Solve for $x$ : $2(\dfrac{{2x - 1}}{{x + 3}}) - 3(\dfrac{{x + 3}}{{2x - 1}}) = 5{\kern 1pt} {\kern 1pt} ;x \ne - 3,\dfrac{1}{2}$

Answer 1

Solution

It is advisable that we must know the basic properties of multiplication, division, subtraction and addition of algebraic equations with unknown variables. It is very important that we know how to check where the equation is not defined and we reject those values from the equation.

Complete step-by-step solution:
We are given with the equation $2(\dfrac{{2x - 1}}{{x + 3}}) - 3(\dfrac{{x + 3}}{{2x - 1}}) = 5{\kern 1pt} {\kern 1pt}$ ,
Let us start with the left hand side of the equation and simplify it to smaller terms,
Let us multiply the constants outside the brackets inside and write the equation,
$(\dfrac{{4x - 2}}{{x + 3}}) - (\dfrac{{3x + 9}}{{2x - 1}})$
Now let us take the LCM of the denominators and write the equation accordingly,
$\dfrac{{(2x - 1)(4x - 2) - (x + 3)(3x + 9)}}{{(x + 3)(2x - 1)}}$
Now let us simplify our obtained numerator and write it in simplest form,
$= \dfrac{{(8{x^2} - 4x - 4x + 2) - (3{x^2} + 9x + 9x + 27)}}{{(x + 3)(2x - 1)}}$
$= \dfrac{{8{x^2} - 4x - 4x + 2 - 3{x^2} - 9x - 9x - 27}}{{(x + 3)(2x - 1)}}$
$= \dfrac{{5{x^2} - 26x - 25}}{{(x + 3)(2x - 1)}}$
And this is equal to our given Right hand side of the equation i.e.
$\Rightarrow \dfrac{{5{x^2} - 26x - 25}}{{(x + 3)(2x - 1)}} = 5$
$\Rightarrow 5{x^2} - 26x - 25 = 5{\kern 1pt} {\kern 1pt} (x + 3)(2x - 1)$
After multiplying and simplifying our right hand side we get,
$\Rightarrow 5{x^2} - 26x - 25 = 5{\kern 1pt} {\kern 1pt} (2{x^2} - x + 6x - 3)$
$\Rightarrow 5{x^2} - 26x - 25 = 10{x^2} + 25x - 15$
Taking the terms of left hand side of our equation to the right hand side we get,
$\Rightarrow 5{x^2} + 51x + 10 = 0$
$\Rightarrow 5{x^2} + 50x + x + 10 = 0$
$\Rightarrow 5x(x + 10) + 1(x + 10) = 0$
$\Rightarrow (5x + 1)(x + 10) = 0$
This gives us that each of the factors is equal to zero i.e.
$(5x + 1) = 0$ , $(x + 10) = 0$
$\Rightarrow x = \dfrac{{ - 1}}{5}, - 10$
Therefore our required solutions for the given equation is $x = \dfrac{{ - 1}}{5}, - 10$
Additional information: There are several types of equations: polynomial equations, trigonometric equations, logarithmic equations, exponential equations, differential equations and then a mixture of equations consisting of each of them. These help us to represent many real life examples in terms of mathematical expressions and solve accordingly as per our requirements.

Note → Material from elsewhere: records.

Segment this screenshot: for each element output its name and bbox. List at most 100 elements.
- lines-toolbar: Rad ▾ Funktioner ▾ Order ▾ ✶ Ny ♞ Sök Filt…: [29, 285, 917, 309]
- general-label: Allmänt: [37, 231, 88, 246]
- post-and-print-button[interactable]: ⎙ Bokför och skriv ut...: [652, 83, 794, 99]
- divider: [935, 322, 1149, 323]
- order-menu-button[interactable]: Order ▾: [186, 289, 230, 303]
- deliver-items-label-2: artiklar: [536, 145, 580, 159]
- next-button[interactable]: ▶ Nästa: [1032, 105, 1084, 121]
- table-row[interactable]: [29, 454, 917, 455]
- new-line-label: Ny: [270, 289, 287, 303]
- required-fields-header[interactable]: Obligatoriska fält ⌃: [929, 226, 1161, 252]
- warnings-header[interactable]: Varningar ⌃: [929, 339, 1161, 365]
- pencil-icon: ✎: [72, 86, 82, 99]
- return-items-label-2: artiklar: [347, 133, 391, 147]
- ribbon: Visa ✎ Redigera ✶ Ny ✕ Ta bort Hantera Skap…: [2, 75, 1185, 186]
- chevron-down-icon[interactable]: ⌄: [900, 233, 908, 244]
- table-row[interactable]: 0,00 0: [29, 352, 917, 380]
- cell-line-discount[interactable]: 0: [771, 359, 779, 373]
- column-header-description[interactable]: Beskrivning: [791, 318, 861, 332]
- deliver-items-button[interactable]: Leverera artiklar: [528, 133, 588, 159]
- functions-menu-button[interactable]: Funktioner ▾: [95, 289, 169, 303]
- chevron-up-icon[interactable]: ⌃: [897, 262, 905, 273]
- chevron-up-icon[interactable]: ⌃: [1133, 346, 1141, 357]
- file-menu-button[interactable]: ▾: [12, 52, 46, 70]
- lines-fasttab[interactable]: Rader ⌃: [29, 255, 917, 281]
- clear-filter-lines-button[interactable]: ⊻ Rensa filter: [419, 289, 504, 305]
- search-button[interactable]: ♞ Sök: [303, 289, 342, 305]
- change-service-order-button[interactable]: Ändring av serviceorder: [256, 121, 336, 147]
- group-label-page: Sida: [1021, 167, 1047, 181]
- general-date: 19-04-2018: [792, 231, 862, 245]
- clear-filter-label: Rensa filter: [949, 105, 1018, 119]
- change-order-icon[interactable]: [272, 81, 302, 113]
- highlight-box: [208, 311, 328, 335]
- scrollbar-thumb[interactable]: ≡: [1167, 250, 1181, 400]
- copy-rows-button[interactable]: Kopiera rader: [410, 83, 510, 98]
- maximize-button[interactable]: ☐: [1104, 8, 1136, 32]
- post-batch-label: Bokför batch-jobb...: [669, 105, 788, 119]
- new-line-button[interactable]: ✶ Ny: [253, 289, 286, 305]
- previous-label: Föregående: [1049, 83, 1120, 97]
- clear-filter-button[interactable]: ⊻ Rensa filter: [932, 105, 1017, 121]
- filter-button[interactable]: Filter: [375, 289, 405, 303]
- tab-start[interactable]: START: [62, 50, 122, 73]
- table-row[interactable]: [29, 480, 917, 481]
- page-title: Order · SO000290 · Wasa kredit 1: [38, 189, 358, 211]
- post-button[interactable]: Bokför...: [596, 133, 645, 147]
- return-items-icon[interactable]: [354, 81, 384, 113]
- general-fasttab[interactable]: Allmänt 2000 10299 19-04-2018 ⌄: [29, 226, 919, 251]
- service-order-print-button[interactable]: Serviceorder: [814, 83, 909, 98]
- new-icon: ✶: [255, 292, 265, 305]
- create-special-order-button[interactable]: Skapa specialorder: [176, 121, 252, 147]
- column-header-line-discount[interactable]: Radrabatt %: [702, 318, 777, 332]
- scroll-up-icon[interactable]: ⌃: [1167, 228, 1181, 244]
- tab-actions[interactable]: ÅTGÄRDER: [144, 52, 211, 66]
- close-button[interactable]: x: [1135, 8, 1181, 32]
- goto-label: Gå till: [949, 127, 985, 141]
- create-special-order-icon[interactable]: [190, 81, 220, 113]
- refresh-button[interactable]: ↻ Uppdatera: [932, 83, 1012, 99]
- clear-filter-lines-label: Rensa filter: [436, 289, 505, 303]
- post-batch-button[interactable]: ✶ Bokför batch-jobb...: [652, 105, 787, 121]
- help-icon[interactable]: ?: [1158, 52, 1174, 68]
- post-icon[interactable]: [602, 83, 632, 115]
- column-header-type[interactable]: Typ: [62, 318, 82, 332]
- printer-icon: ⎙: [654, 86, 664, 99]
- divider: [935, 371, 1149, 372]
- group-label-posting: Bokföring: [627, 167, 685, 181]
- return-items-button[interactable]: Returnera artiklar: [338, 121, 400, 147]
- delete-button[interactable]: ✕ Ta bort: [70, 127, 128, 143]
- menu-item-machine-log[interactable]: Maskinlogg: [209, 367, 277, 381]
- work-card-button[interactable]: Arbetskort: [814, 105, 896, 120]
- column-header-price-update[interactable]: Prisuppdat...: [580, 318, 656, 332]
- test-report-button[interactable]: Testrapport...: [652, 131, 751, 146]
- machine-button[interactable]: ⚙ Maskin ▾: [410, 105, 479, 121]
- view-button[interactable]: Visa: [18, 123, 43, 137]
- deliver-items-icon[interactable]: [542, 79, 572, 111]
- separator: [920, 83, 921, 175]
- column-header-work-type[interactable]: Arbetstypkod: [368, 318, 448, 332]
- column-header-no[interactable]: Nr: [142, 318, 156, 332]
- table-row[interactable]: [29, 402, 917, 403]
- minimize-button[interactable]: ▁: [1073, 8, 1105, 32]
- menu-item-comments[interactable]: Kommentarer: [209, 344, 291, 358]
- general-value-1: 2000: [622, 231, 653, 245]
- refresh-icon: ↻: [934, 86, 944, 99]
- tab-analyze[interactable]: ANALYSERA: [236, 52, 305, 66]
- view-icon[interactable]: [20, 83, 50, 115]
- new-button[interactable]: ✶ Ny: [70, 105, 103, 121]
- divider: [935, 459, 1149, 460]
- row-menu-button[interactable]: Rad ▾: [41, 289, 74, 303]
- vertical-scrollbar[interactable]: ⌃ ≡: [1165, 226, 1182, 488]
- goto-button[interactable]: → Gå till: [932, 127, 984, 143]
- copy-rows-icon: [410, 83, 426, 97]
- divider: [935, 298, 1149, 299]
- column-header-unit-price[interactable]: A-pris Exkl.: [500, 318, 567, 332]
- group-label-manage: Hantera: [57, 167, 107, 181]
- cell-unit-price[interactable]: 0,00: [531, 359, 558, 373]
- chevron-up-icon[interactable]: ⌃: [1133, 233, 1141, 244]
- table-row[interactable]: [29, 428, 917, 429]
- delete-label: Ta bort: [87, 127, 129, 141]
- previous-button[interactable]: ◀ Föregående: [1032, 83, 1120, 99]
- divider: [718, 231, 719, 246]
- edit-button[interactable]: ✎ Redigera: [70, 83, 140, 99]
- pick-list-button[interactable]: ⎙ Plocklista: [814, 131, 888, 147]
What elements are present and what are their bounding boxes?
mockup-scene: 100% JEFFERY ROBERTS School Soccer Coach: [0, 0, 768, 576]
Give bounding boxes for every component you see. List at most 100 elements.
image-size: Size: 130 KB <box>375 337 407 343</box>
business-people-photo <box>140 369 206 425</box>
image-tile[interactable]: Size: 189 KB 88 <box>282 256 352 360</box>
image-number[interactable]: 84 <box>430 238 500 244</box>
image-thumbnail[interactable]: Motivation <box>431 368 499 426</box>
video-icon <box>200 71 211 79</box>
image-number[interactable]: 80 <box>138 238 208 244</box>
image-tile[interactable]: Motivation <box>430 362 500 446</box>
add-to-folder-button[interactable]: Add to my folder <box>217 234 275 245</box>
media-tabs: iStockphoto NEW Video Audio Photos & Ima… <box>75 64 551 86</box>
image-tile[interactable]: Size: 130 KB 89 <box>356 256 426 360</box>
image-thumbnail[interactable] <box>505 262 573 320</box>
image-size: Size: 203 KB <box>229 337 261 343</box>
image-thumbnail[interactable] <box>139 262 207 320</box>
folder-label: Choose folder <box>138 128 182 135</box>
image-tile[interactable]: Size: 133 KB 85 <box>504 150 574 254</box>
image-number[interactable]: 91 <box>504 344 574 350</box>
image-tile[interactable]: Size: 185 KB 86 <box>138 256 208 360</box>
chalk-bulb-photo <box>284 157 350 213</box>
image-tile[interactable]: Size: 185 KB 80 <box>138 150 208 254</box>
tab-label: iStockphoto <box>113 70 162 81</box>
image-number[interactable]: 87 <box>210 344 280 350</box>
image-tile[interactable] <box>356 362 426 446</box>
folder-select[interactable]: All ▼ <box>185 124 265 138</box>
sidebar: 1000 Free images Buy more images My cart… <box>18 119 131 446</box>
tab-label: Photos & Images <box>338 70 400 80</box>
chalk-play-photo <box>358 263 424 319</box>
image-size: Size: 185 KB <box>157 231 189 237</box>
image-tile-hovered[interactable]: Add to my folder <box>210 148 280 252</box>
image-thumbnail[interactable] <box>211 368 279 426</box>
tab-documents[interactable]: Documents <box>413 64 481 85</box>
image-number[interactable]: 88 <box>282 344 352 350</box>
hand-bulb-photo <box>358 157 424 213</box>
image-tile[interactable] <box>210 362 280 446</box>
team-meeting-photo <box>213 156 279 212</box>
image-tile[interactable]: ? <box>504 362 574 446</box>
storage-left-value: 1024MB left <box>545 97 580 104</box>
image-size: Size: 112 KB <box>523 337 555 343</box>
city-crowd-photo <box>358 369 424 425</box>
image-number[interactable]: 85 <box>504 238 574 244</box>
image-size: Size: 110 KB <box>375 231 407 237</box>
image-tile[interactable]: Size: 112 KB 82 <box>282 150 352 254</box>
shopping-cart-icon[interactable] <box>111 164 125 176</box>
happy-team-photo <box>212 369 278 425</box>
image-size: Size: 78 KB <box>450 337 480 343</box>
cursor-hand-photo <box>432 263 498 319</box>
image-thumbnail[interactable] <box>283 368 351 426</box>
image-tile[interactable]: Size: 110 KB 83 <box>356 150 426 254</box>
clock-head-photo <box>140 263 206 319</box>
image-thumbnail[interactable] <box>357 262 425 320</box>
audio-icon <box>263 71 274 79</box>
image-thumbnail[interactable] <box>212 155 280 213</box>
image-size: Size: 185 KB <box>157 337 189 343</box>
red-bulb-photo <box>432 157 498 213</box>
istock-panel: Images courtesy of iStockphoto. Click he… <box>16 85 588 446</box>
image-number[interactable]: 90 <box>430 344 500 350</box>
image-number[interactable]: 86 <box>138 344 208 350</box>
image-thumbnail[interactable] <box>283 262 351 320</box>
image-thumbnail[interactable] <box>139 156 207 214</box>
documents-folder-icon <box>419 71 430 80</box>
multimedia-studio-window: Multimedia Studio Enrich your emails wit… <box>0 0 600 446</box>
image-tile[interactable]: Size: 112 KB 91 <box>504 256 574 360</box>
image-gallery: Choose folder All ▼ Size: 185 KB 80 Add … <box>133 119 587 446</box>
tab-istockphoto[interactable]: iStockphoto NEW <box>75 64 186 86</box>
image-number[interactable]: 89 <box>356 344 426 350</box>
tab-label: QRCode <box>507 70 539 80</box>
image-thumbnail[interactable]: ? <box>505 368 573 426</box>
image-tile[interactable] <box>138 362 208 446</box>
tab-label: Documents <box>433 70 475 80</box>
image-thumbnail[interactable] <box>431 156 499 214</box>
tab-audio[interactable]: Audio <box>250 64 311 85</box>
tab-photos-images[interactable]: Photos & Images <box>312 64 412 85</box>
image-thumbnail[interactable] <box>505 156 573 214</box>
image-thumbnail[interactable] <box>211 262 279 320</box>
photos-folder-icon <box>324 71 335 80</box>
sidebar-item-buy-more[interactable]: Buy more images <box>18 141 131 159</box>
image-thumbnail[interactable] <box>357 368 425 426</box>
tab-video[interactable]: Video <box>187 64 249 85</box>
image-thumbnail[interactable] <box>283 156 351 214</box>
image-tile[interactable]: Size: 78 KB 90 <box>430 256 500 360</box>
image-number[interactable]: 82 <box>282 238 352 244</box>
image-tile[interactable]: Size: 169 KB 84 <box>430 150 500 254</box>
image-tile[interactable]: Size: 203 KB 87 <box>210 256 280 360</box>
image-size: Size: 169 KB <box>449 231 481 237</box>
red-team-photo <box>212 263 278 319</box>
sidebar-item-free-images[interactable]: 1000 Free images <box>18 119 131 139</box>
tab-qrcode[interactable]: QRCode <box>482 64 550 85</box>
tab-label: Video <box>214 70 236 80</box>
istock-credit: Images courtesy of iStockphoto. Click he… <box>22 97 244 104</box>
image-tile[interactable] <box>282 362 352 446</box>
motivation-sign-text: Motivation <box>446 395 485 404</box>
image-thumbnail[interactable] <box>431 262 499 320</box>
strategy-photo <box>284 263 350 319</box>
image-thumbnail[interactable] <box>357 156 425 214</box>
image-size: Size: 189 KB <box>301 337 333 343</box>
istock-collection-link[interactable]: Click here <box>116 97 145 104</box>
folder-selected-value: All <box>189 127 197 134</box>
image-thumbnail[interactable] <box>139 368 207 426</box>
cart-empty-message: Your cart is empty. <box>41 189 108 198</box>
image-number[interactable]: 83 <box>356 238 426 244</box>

Note: It is important that we note that the solutions or roots of the given equation cannot be $- 3,\dfrac{1}{2}$ as we notice that the value of the equation at the given values $- 3,\dfrac{1}{2}$ make the denominator not defined and we get an absurd result.